¿Acaso no podían mantener la vieja y honrada manera de degollar, sin recurrir a esas innovaciones abominables…?
El rugido de la masa recibió a Carol en el momento en que cerraba la puerta de su apartamento tras de sí. Michael, repanchingado en uno de los sofás, ni siquiera levantó la mirada del partido de rugby que echaban por la tele.
—Hola, hermanita. Estoy viendo un partidazo. En diez minutos soy todo tuyo.
Carol miró la televisión, donde gigantes llenos de barro con los colores de Inglaterra y Escocia se peleaban sobre la hierba en una melé rota.
—Ya veo, alta tecnología —musitó—. Necesito una ducha.
A los quince minutos ambos hermanos estaban compartiendo una botella de cava a modo de celebración.
—Te he traído unas fotografías —dijo él.
—¿Algo relevante? —le respondió Carol, animada.
Michael se encogió de hombros.
—Hombre, no sé qué consideras relevante.

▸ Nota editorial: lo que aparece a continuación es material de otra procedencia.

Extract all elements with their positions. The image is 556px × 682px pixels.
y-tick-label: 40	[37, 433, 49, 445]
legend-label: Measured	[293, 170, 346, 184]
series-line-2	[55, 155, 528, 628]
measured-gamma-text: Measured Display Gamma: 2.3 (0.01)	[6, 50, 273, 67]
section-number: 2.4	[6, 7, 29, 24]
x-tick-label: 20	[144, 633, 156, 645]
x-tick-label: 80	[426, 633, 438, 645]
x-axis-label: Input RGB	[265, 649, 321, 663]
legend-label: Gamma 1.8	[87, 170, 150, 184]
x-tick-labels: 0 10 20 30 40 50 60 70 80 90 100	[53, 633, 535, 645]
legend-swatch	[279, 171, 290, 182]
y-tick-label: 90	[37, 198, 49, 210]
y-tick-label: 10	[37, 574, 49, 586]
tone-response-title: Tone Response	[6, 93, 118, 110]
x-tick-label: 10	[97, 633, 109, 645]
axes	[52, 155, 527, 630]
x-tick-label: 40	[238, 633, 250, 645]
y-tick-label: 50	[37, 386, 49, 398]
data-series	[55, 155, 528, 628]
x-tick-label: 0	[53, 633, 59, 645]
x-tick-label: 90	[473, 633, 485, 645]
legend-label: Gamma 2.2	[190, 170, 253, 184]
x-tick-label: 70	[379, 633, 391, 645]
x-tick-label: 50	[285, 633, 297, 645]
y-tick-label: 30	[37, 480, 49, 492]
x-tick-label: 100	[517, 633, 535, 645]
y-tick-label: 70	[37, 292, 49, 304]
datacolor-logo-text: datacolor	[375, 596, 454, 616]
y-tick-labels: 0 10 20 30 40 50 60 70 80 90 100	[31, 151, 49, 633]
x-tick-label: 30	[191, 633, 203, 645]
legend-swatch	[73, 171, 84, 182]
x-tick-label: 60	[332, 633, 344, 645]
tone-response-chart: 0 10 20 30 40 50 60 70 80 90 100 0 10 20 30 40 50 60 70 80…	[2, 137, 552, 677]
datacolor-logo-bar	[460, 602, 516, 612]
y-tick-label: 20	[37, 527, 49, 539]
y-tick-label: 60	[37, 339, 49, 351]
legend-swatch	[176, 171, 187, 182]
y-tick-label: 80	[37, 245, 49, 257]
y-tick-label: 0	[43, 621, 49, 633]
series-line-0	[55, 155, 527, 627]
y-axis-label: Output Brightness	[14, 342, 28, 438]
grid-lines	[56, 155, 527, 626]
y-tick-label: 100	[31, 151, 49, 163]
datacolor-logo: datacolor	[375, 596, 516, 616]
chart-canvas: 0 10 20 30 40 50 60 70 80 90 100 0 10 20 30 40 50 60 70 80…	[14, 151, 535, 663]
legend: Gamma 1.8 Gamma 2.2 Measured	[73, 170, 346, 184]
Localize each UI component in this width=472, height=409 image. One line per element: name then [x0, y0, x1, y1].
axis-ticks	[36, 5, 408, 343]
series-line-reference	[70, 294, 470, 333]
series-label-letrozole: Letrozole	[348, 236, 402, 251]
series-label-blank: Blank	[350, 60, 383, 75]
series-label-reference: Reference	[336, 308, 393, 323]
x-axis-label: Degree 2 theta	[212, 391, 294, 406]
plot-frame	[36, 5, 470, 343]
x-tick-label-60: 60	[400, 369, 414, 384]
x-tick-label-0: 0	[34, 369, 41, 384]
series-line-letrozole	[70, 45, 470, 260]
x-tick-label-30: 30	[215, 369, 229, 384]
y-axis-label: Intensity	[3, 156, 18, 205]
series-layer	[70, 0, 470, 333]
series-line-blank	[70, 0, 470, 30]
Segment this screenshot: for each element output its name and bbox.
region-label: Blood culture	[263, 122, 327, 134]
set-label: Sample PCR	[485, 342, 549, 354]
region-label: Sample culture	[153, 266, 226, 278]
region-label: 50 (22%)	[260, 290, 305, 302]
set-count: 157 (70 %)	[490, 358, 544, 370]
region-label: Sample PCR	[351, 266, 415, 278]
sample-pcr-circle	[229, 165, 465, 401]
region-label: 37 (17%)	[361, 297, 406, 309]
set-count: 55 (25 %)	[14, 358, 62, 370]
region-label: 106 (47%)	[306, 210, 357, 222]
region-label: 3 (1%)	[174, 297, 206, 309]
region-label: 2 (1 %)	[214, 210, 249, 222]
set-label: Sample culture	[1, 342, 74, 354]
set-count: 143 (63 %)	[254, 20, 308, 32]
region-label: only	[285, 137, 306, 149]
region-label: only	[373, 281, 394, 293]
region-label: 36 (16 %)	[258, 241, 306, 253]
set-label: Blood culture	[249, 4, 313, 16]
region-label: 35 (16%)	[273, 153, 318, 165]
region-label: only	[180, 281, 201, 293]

Vuestro asesino usó cinco objetos con formas diferentes para hacer las marcas. Los separé en cinco patrones diferentes. Hay una cosa parecida a un corazón y cuatro letras rudimentarias: A, D, G y P. ¿Te dice algo?
—Oh, sí, un montón. ¿Tienes las fotos por ahí? —dijo ella después de que le recorriera un escalofrío.
—Sí, en la cartera.
—Ahora les echo una ojeada. Pero antes, ¿puedo usar tu cerebro un poquitín más?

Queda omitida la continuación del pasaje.